Туман скрывал плоскодонные речные браки, перевозящие людей, оружие и боевых коней. Хотвиг, маркграф Приюта, всегда считался человеком нелюдимым и неуживчивым, и на время военных действий не отказался от своих привычек. Он задумал действовать на собственный страх и риск и, когда стало известно, что союзники уже выступили на юге, посадил три сотни воинов на барки, и двинулся водным путем. Милостью Гунгиллы, на реке лес не растет, и, стало быть, нет опасности повстречаться с некими эльфийскими хитростями.

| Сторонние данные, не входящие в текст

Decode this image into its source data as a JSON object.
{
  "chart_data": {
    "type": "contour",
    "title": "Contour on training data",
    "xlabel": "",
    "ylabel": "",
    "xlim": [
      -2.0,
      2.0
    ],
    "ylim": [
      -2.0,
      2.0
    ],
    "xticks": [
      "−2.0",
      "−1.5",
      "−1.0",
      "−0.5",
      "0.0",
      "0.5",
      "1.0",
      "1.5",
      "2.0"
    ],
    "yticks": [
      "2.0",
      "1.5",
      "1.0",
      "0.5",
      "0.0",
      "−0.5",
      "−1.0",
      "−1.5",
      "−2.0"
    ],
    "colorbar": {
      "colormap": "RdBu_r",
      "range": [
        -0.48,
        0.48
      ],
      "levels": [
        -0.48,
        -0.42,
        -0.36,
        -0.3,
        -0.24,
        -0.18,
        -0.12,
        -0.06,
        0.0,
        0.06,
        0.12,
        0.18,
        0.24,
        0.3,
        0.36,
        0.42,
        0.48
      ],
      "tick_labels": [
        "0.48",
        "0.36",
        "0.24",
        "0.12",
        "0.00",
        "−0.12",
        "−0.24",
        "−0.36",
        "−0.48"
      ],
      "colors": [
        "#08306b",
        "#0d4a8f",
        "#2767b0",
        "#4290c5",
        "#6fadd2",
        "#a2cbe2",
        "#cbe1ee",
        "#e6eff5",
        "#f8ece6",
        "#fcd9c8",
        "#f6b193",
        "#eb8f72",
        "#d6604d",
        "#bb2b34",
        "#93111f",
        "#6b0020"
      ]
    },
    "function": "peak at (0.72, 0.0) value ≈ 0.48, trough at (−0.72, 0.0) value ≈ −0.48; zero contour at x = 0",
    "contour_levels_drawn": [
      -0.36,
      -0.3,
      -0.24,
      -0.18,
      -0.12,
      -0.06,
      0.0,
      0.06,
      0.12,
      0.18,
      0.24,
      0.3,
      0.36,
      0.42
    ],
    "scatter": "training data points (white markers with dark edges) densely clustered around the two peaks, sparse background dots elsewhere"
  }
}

Ночью флотилия вышла к феллиостскому берегу и, держась левой стороны Великой, устремилась к месту предполагаемой высадки. Когда стало светать, маг маркграфа Ирстет Медвежья Шапка наколдовал туман, под прикрытием которого войско миновало добрую треть захваченного неприятелем побережья. Их никто не заметил.